The protests in Kiev angered many in the eastern part of the country, particularly the industrial regions of Donetsk and Luhansk, where the population largely consists of Russian speakers with a strong affiliation with Russia and lingering nostalgia for the former Soviet Union. They view the ousting of Yanukovych — whose political base was in the east — as a coup and have very little trust in the interim government that called for the early election to replace him.

On May 11, those two regions held a referendum on regional sovereignty and declared independence from Kiev. The central government dismissed the results and blamed neighboring Russia for orchestrating the separatist actions, just as it did with the Crimean referendum and annexation two months earlier.
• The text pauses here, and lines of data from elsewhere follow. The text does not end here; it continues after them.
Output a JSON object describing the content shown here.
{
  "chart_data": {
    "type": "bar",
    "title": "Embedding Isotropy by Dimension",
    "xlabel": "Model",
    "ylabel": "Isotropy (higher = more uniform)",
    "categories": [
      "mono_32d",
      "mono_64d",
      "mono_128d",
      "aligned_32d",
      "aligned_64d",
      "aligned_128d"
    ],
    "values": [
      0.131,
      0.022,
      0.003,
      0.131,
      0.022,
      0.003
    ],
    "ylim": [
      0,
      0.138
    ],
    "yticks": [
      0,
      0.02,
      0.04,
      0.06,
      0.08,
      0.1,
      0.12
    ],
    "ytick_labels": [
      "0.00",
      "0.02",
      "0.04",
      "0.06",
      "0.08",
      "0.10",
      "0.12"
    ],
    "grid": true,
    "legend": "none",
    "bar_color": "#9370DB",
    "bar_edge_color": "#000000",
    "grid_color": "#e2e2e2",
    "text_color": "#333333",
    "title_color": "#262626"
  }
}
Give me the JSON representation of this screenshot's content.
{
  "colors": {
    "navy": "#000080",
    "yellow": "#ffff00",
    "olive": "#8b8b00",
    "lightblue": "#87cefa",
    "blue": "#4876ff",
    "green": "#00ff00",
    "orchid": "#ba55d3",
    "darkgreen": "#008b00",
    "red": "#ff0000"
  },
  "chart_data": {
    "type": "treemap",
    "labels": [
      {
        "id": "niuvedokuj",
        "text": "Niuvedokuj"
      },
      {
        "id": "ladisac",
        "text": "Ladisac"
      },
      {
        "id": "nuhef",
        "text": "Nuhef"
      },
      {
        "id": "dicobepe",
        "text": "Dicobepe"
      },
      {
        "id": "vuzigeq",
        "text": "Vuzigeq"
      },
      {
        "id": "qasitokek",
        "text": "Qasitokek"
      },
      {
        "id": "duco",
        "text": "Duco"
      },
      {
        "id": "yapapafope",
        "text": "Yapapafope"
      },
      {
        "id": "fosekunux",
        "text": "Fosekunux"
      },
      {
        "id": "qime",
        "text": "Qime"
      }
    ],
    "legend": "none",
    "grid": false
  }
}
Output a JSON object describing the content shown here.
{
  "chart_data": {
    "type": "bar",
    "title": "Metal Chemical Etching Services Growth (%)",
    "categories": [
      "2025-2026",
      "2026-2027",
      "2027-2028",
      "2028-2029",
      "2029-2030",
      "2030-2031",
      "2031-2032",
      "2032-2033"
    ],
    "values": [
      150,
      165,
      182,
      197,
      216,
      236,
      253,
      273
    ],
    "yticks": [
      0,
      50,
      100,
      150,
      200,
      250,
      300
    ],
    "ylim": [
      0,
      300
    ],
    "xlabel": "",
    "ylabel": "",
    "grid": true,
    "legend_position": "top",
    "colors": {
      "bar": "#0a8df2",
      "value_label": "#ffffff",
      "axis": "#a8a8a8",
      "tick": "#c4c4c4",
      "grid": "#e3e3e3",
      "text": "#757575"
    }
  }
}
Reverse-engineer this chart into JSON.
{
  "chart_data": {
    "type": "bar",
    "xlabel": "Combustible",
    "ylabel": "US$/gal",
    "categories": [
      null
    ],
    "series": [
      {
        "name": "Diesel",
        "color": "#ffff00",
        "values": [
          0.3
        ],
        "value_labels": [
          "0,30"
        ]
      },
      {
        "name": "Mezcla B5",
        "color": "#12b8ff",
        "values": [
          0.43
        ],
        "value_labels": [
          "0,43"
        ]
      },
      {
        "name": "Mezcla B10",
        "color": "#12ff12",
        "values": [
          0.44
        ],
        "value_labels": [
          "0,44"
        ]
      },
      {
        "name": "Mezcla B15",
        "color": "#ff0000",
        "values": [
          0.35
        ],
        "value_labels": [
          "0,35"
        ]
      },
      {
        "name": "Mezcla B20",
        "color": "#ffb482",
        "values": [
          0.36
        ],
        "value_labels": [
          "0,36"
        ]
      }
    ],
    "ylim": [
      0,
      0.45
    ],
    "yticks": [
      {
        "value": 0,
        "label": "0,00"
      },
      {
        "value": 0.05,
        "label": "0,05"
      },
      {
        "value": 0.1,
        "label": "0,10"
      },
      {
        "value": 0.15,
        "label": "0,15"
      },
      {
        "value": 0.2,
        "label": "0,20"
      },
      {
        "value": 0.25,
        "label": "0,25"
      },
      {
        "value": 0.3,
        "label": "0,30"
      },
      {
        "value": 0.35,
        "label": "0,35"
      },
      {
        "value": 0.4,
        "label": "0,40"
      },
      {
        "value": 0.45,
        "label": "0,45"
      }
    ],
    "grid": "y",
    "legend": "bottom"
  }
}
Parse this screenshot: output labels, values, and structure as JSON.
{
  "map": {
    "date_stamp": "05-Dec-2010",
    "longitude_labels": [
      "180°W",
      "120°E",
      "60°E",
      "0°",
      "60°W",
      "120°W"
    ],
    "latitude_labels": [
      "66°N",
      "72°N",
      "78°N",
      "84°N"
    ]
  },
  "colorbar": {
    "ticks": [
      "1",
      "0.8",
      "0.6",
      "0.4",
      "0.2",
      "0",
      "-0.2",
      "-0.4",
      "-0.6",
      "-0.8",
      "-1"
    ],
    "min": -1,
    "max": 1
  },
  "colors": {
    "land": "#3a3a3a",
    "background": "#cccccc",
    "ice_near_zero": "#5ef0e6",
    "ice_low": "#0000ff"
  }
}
With parts of the country now at odds with each other and very little trust left in the central government, Ukraine is placing its bets on the winner of the election to lead the country out of the crisis.

In Kiev and the western and central regions, Ukrainians say they are expecting a high turnout on Sunday, when they cast their votes for one of the 21 names on the ballot.

Many say they will vote for the apparent front-runner, billionaire Petro Poroshenko, a member of parliament and former minister of economics and foreign affairs. Many see Poroshenko — a businessman and the owner of Roshen, a successful confectionery company — as someone who would help get Ukraine’s economy back on track.

More important, many western Ukrainians say they just hope he’s popular enough to win the election in the first round, so the country can avoid a June 15 runoff between the top two vote getters.

“It’s time to have a president as soon as possible and one who is acknowledged by everyone in the world,” said Dariya Boris, 61, an accountant in Lviv. “Someone must win in the first round, and he seems to be the only one with a chance to do it.”

In the east, however, the mood about the election is one of trepidation.

On Friday afternoon when the news hours started on Radio Republic, Yuri Sychenko turned up the volume. The radio station is based in Donetsk and is now operated by armed rebels who took over the broadcasting operation.

The news started with the weather in Moscow and then quickly moved to reports about the success of Russian President Vladimir Putin’s economic summit, taking place in St. Petersburg. There was no mention that earlier in the day, Putin had said Russia would respect the outcome of Ukraine’s presidential vote. In that speech Putin said Ukraine is now in a full-scale civil war but hoped a new president would order an end to Ukraine’s military operation against the eastern separatists.

The report from St. Petersburg was followed by local news about fighting between the “republic” and the “occupying forces,” as the leaders of the Donetsk People’s Republic refer to the Ukrainian military.

Sychenko said that he has no intention of voting this weekend and that he considers the government in Kiev illegal. They no longer have authority over the eastern regions, so they are just wasting money on trying to hold an election in the east, he said.

He said it’s time for Kiev to acknowledge that the Donbas, as the eastern region is known, is an independent country.

“But Kiev doesn’t want to let us go because they know that we have all the industry here. They can’t survive without us,” Sychenko said. “But we will survive without them, and they have to accept us.”